Calculating the relative efficiency gives:


```{r Adjusted-RMST-adjrct-MISTIE-print, results = 'asis', message = TRUE}
relative_efficiency_surv_prob <-
  (surv_prob_unadj$estimates[[1]]$std.error^2/
     surv_prob_adj$estimates[[1]]$std.error^2)

relative_efficiency_surv_prob
```


Covariates improve the efficiency of estimating the marginal hazard ratio by `r round(100*(relative_efficiency_surv_prob - 1), digits = 1)`%.
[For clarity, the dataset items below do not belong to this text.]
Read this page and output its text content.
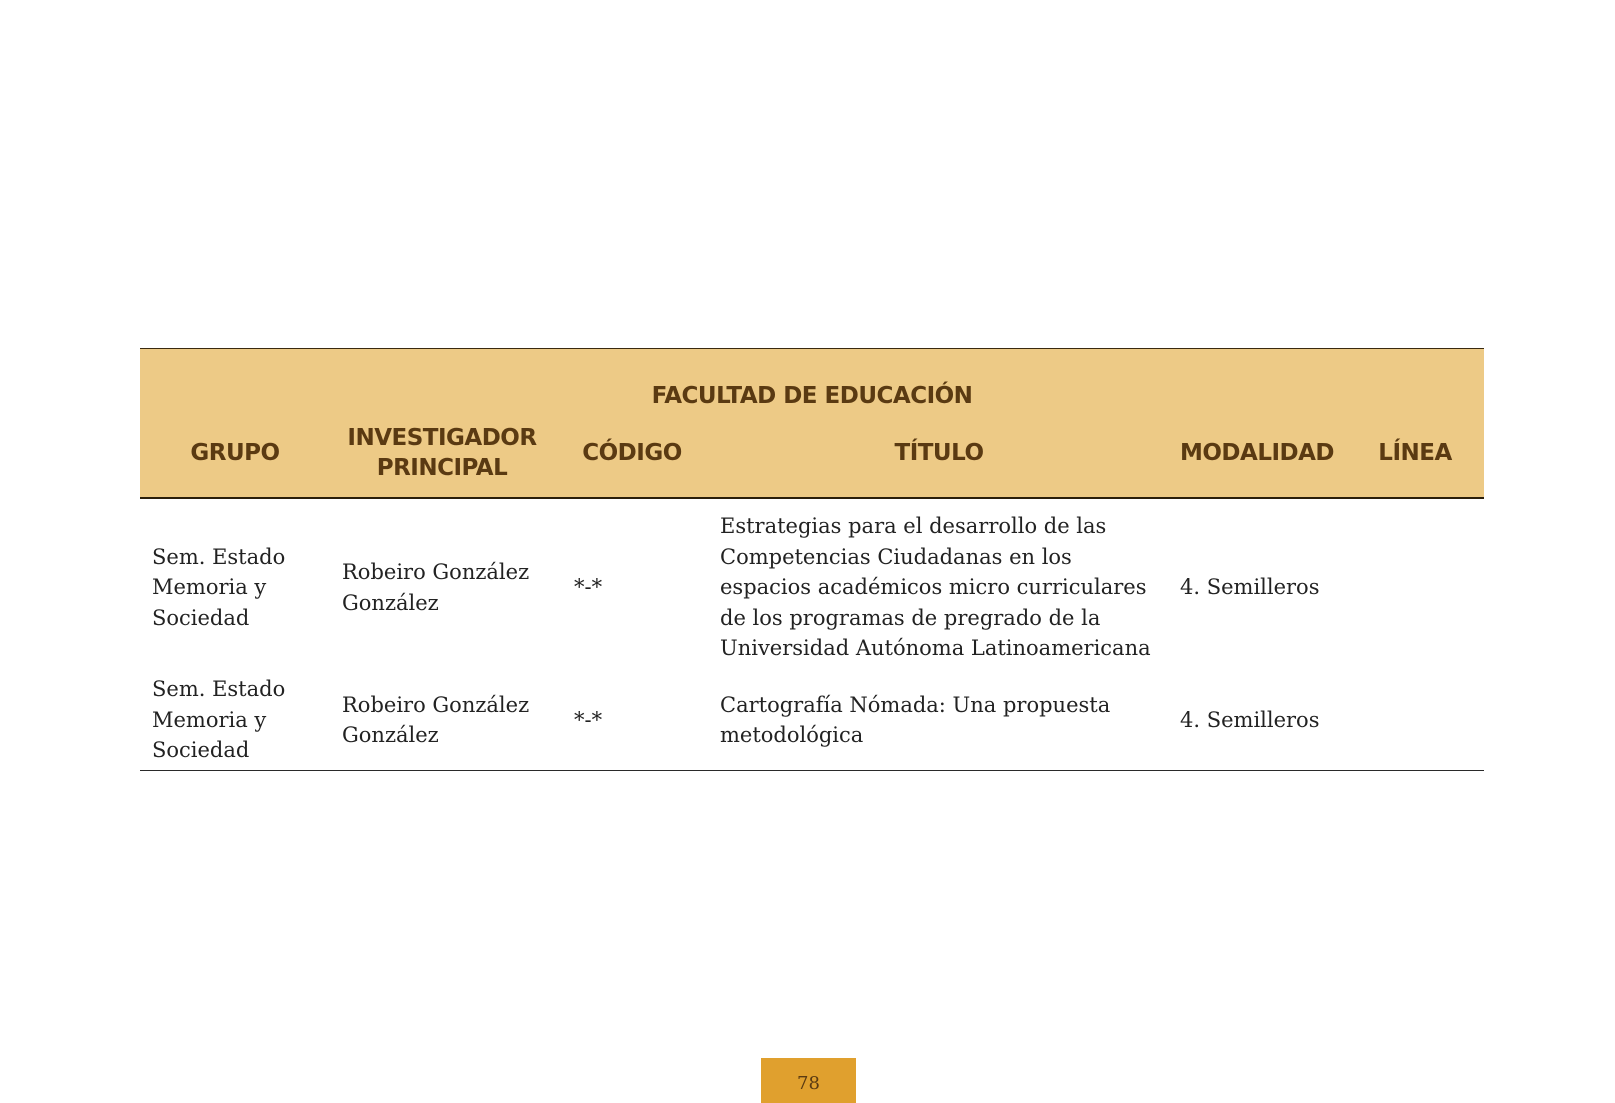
FACULTAD DE EDUCACIÓN					
GRUPO	INVESTIGADOR PRINCIPAL	CÓDIGO	TÍTULO	MODALIDAD	LÍNEA
Sem. Estado Memoria y Sociedad	Robeiro González González	*-*	Estrategias para el desarrollo de las Competencias Ciudadanas en los espacios académicos micro curriculares de los programas de pregrado de la Universidad Autónoma Latinoamericana	4. Semilleros	
Sem. Estado Memoria y Sociedad	Robeiro González González	*-*	Cartografía Nómada: Una propuesta metodológica	4. Semilleros	
78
--------------------------------------------------------------------------------


### Restricted Mean Survival Time (RMST)

Similar to the survival probability, once the metadata is computed, the syntax to produce the covariate-adjusted RMST is identical:


```{r Adjusted-RMST-adjrct-MISTIE, eval = FALSE}
rmst_adj <-
  adjrct::rmst(
    metadata = surv_metadata_adj,
    horizon = 90
  )
```


```{r Adjusted-RMST-MISTIE, results = 'asis', message = TRUE}
rmst_adj
```

Patients can expect to live `r round(rmst_adj$estimates[[1]]$theta, digits = 1)` days longer in the first 90 days if everyone were assigned to treatment than if everyone were assigned to control. Calculating the relative efficiency gives:


```{r Adjusted-RMST-adjrct-MISTIE-Relative-Efficiency, results = 'asis', message = TRUE}
relative_efficiency_rmst <-
  (rmst_unadj$estimates[[1]]$std.error^2/
     rmst_adj$estimates[[1]]$std.error^2)

relative_efficiency_rmst
```


Covariates improve the efficiency of estimating the marginal hazard ratio by `r round(100*(relative_efficiency_rmst - 1), digits = 1)`%.